With no need for any infrastructure, and only being called on demand, Balloon can also provide it at a much lower cost. Martin elaborates, “It won’t be a traditional licensing model. Instead, customers will be able to pay every time they cluster their orders, via usage-based subscription billing. That way, they only pay for what they wave. And because of that, there’s also an innate flexibility to scale things up or down as required.”

Martin has discussed the tool with several other customers, who are already keen to explore how it can increase their operational efficiency.

What’s next?

Martin is an experienced innovator, having previously created pioneering initiatives and change programmes for prior employers, including brewery and pub chain, BrewDog and luxury shoes, clothing and accessories manufacturer, Goodwin Smith.

He is excited to be steering Balloon’s approach to solving a number of optimisation problems in the warehouse. He says, “I think what’s most exciting is there are so many efficiency problems we can address. For example, bin packing problems where we can determine the most efficient way of packing items into the optimal number of shipping cartons. It might not just be based on the smallest boxes, or the fewest cartons, but perhaps according to favourable shipping rates.”
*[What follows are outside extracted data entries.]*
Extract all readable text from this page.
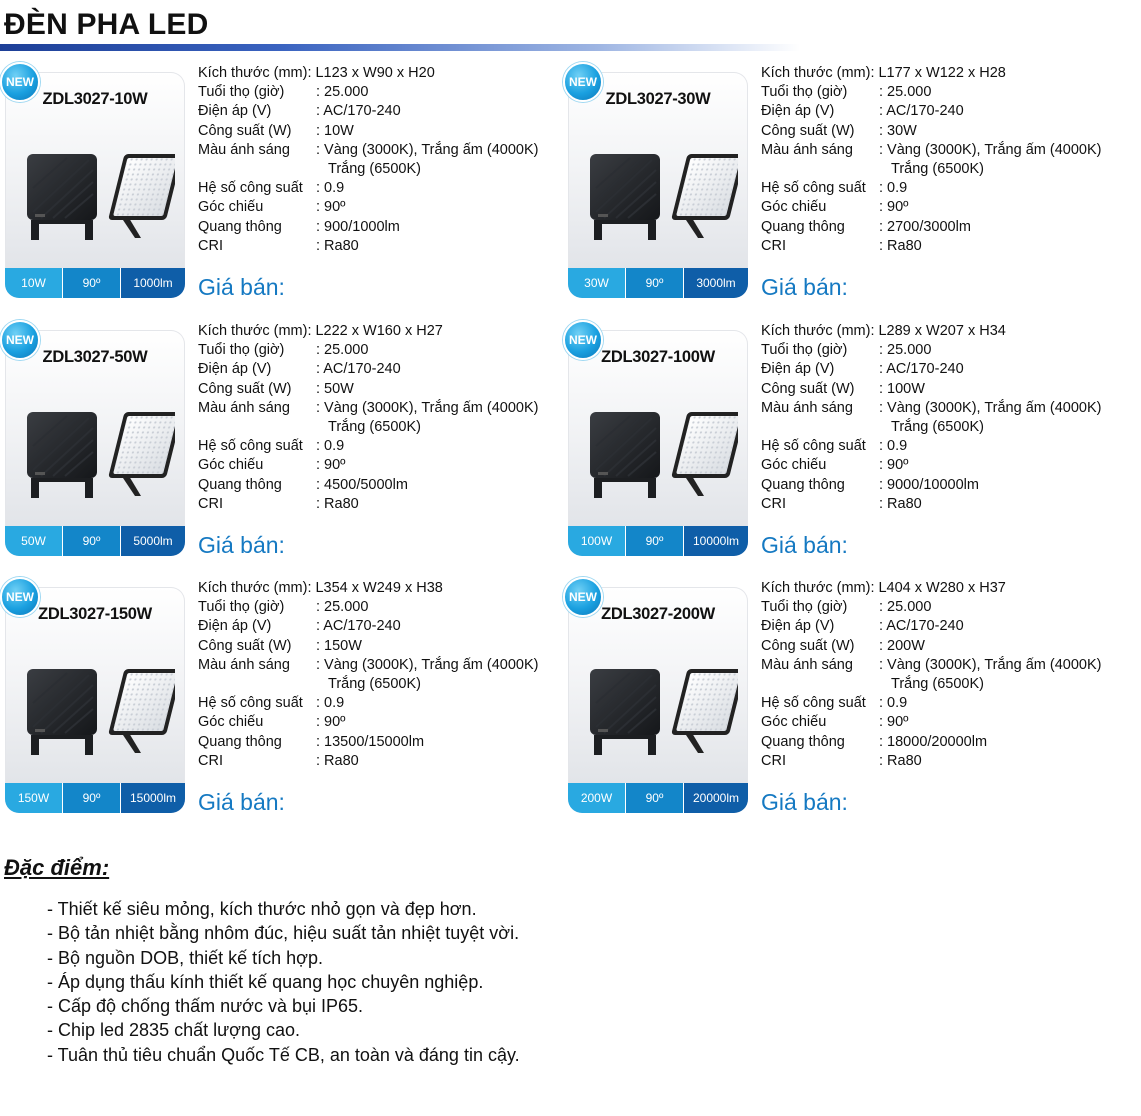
ĐÈN PHA LED
ZDL3027-10W
10W	90º	1000lm
NEW
Kích thước (mm): L123 x W90 x H20
Tuổi thọ (giờ)	: 25.000
Điện áp (V)	: AC/170-240
Công suất (W)	: 10W
Màu ánh sáng	: Vàng (3000K), Trắng ấm (4000K)
Trắng (6500K)
Hệ số công suất : 0.9
Góc chiếu	: 90º
Quang thông	: 900/1000lm
CRI	: Ra80
Giá bán:
ZDL3027-30W
30W	90º	3000lm
NEW
Kích thước (mm): L177 x W122 x H28
Tuổi thọ (giờ)	: 25.000
Điện áp (V)	: AC/170-240
Công suất (W)	: 30W
Màu ánh sáng	: Vàng (3000K), Trắng ấm (4000K)
Trắng (6500K)
Hệ số công suất : 0.9
Góc chiếu	: 90º
Quang thông	: 2700/3000lm
CRI	: Ra80
Giá bán:
ZDL3027-50W
50W	90º	5000lm
NEW
Kích thước (mm): L222 x W160 x H27
Tuổi thọ (giờ)	: 25.000
Điện áp (V)	: AC/170-240
Công suất (W)	: 50W
Màu ánh sáng	: Vàng (3000K), Trắng ấm (4000K)
Trắng (6500K)
Hệ số công suất : 0.9
Góc chiếu	: 90º
Quang thông	: 4500/5000lm
CRI	: Ra80
Giá bán:
ZDL3027-100W
100W	90º	10000lm
NEW
Kích thước (mm): L289 x W207 x H34
Tuổi thọ (giờ)	: 25.000
Điện áp (V)	: AC/170-240
Công suất (W)	: 100W
Màu ánh sáng	: Vàng (3000K), Trắng ấm (4000K)
Trắng (6500K)
Hệ số công suất : 0.9
Góc chiếu	: 90º
Quang thông	: 9000/10000lm
CRI	: Ra80
Giá bán:
ZDL3027-150W
150W	90º	15000lm
NEW
Kích thước (mm): L354 x W249 x H38
Tuổi thọ (giờ)	: 25.000
Điện áp (V)	: AC/170-240
Công suất (W)	: 150W
Màu ánh sáng	: Vàng (3000K), Trắng ấm (4000K)
Trắng (6500K)
Hệ số công suất : 0.9
Góc chiếu	: 90º
Quang thông	: 13500/15000lm
CRI	: Ra80
Giá bán:
ZDL3027-200W
200W	90º	20000lm
NEW
Kích thước (mm): L404 x W280 x H37
Tuổi thọ (giờ)	: 25.000
Điện áp (V)	: AC/170-240
Công suất (W)	: 200W
Màu ánh sáng	: Vàng (3000K), Trắng ấm (4000K)
Trắng (6500K)
Hệ số công suất : 0.9
Góc chiếu	: 90º
Quang thông	: 18000/20000lm
CRI	: Ra80
Giá bán:
Đặc điểm:
- Thiết kế siêu mỏng, kích thước nhỏ gọn và đẹp hơn.
- Bộ tản nhiệt bằng nhôm đúc, hiệu suất tản nhiệt tuyệt vời.
- Bộ nguồn DOB, thiết kế tích hợp.
- Áp dụng thấu kính thiết kế quang học chuyên nghiệp.
- Cấp độ chống thấm nước và bụi IP65.
- Chip led 2835 chất lượng cao.
- Tuân thủ tiêu chuẩn Quốc Tế CB, an toàn và đáng tin cậy.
Creating greater efficiency is a continuous improvement task. Says Martin, “The next stage for Pets Corner is to evaluate other areas of improvement – perhaps looking at multi line orders or considering the effects of starting pick routes at different places throughout the warehouse.”

Continuing to build out the functionality for Pets Corner like this is characteristic of how Balloon approaches its partnership with customers. Says Martin, “Our aim for all our customers is to make them as successful as possible, and our consultants deliver value for them by driving growth through these sorts of innovations.”

Martin and some of Balloon’s data science and software engineering graduates are already tackling other innovation projects. Ideas in the pipeline or already underway include solving pick path optimisation problems and  addressing stock counting challenges. There are also some distinctly customer-specific solutions, like minimising waste for a manufacturer.